Truth in Advertising

Chief sucker-puncher on the McNeely story has been Sherry Sylvester, who edits Texas Media Watch, an online political newsletter. According to Sylvester (on the Houston Chronicle op-ed page last week), “The district attorney is presented positively in [McNeely’s] story, and the targets of the investigation, Republicans and businessmen, are presented negatively.” That’s the best she can do: A story that recounts an official investigation of alleged corruption makes the investigators look better than the suspects. Sylvester denounces McNeely’s “ethical breach” and the alleged refusal of the state’s papers to make a big deal of it.
The Houston Chronicle identifies Sylvester as “the director of Texas Media Watch, an Austin think tank.” (Sylvester appears to be the only employee, and very little thinking visibly goes on there, but OK.) A few days earlier, in a ponderous mea culpa on the controversy by “senior editor/reader advocate” David House, the Fort Worth Star-Telegram had referred to Sylvester’s newsletter as a “nonpartisan media watch-dog project.”

Hogwash.

From its inception during last year’s Lege session, Sylvester’s newsletter has been entirely dedicated to defending Republican officeholders and policies from critical coverage by the state’s major dailies. (It also devoted a considerable amount of virtual memory to laughable accusations that the papers were insufficiently enthusiastic about Bush’s war on Iraq.) That’s not surprising, since Media Watch is funded by the Lone Star Foundation (devoted to “family, freedom, free enterprise, and the Constitution”), and both are bankrolled by former Austin banker David Hartman, a 1994 GOP candidate for state treasurer and a state Republican heavyweight. Hartman also underwrites The Lone Star Report, a conservative legislative newsletter; LSR’s leading lights include The Dallas Morning News hard-rightist William Murchison and Citizens for a Sound Economy’s Peggy Venable, whose most recent contribution to the public discourse was to accuse MoveOn.org of being a Communist front-group.

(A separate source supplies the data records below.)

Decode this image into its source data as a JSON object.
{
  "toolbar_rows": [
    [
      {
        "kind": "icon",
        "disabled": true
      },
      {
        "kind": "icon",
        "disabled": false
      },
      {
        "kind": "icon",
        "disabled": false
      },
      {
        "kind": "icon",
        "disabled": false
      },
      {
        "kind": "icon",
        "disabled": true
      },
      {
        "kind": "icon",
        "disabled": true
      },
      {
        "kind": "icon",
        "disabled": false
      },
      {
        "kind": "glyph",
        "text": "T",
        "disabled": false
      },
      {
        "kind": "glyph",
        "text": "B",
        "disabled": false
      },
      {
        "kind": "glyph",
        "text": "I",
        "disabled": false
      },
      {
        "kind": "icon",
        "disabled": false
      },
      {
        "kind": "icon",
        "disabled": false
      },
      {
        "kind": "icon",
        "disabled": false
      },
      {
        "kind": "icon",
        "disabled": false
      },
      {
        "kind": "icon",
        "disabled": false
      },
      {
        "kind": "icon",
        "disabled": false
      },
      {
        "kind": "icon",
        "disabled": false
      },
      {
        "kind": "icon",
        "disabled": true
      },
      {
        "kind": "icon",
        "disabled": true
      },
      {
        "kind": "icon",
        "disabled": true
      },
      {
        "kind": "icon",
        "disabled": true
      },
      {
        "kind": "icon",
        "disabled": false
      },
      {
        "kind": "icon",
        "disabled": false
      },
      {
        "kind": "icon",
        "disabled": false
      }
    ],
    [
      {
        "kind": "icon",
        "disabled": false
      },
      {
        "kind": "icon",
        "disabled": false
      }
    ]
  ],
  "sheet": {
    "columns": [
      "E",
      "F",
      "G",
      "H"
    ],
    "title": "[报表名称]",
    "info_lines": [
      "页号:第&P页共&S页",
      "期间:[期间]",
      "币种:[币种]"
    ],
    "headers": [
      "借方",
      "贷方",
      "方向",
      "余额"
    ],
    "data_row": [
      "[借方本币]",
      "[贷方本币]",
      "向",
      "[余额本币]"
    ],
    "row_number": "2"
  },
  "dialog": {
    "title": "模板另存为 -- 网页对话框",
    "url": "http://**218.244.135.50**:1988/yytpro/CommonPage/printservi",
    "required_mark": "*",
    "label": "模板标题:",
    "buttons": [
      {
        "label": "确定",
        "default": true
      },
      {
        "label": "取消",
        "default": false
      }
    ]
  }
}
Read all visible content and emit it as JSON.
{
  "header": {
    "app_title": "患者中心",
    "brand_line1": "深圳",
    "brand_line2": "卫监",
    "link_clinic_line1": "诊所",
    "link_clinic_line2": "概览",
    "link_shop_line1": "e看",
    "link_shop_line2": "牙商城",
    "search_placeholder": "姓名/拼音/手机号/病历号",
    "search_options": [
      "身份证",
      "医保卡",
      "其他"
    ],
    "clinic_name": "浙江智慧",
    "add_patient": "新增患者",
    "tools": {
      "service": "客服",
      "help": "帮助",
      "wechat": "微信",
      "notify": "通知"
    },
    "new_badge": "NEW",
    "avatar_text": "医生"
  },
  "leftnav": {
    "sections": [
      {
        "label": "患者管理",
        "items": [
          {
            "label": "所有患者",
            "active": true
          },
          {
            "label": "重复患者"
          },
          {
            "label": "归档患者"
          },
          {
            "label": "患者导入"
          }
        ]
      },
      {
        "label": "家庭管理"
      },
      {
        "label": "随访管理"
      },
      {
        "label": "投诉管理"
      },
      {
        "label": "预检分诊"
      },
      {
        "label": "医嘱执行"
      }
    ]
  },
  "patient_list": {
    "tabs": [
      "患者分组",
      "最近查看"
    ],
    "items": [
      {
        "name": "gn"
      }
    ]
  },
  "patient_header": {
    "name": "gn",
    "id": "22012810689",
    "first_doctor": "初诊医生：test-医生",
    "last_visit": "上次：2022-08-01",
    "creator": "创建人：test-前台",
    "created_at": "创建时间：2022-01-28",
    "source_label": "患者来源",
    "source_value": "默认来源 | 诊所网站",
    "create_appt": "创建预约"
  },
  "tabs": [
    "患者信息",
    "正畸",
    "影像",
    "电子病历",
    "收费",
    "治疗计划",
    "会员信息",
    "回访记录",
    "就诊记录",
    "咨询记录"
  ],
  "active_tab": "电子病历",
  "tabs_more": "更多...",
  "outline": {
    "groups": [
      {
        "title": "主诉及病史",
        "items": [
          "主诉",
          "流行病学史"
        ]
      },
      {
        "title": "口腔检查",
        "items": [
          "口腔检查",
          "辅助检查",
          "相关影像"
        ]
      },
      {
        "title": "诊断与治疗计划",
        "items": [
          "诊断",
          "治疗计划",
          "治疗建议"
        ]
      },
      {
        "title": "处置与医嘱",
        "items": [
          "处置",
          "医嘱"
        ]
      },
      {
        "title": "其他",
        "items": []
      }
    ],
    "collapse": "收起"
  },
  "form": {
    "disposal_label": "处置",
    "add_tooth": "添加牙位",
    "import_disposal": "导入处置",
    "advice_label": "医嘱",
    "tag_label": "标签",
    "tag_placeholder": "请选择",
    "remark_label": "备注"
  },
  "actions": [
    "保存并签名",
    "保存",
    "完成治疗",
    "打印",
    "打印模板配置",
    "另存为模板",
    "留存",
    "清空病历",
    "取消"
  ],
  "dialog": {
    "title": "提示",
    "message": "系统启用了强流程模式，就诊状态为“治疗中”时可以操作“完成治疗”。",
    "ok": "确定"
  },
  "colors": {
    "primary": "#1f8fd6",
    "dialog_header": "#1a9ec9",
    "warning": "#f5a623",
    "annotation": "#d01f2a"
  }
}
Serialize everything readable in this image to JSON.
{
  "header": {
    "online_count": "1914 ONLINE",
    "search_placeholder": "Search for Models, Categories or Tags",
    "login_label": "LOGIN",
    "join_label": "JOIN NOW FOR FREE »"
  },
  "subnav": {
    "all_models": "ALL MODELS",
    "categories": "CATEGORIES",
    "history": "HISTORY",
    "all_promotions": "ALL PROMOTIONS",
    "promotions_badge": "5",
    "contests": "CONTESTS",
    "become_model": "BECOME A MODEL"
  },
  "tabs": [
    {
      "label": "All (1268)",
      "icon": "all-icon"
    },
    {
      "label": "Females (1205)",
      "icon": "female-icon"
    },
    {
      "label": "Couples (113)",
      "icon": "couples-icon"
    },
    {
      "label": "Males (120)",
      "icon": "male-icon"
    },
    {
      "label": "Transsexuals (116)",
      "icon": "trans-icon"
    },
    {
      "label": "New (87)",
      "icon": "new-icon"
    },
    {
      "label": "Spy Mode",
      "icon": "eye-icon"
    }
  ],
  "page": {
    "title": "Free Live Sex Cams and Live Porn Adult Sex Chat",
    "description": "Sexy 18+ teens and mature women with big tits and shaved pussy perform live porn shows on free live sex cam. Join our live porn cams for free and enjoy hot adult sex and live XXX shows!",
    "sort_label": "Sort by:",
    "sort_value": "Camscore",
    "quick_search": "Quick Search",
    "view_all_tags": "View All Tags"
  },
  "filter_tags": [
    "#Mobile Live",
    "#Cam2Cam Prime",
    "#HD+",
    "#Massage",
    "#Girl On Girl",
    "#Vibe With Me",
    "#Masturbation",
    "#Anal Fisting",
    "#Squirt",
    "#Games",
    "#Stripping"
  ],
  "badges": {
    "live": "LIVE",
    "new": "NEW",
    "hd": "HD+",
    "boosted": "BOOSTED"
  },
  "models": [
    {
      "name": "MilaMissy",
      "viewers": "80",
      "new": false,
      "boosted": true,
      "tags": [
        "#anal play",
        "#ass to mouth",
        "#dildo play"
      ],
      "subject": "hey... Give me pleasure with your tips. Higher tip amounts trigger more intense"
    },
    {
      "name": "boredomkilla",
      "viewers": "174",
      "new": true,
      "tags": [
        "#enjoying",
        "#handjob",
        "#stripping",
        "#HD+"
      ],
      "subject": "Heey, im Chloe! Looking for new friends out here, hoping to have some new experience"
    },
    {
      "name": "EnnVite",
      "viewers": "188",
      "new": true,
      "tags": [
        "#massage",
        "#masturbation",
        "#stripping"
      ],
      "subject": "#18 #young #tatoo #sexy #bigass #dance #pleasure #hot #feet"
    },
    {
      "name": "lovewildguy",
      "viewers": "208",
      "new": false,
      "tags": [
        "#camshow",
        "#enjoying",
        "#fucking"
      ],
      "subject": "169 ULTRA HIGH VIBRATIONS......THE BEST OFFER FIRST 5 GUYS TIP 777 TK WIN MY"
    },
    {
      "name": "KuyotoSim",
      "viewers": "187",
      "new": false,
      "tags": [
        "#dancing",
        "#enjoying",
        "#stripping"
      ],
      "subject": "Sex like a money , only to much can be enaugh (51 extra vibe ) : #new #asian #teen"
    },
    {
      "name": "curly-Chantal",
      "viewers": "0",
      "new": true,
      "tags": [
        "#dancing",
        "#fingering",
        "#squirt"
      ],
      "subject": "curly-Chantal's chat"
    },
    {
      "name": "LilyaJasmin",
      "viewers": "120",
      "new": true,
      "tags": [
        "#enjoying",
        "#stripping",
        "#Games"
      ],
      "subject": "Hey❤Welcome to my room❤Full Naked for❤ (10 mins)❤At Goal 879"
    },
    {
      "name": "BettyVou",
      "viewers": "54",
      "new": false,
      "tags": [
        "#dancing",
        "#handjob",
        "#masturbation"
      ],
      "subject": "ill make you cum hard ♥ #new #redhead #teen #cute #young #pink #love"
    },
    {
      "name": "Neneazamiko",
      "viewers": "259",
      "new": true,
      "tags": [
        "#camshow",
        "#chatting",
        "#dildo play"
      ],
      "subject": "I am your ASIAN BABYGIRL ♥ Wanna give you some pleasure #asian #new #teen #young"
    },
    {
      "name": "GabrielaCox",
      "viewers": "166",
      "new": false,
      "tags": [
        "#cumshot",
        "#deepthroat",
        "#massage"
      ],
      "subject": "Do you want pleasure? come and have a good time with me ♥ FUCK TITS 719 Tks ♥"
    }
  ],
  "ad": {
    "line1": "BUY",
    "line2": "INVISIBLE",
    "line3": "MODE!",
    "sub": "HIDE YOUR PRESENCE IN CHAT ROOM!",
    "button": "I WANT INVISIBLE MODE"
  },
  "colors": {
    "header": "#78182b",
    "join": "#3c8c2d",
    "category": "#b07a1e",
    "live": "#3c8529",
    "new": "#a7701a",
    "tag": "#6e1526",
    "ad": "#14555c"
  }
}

Sylvester herself is a former politics reporter for the San Antonio Express-News, where one of her last features was a fawning profile of GOP big wallet James Leininger, an unctuous performance that perhaps caught the eye of conservative spin-doctors. In any event, she’s just doing the job she was hired to do. But that’s no reason for mainstream editors to fall for her officially “nonpartisan” pose whenever she launches one of her purchased crusades. They could cite her own hypocritical proviso: “One of the most basic responsibilities of a newspaper is accurate labeling.”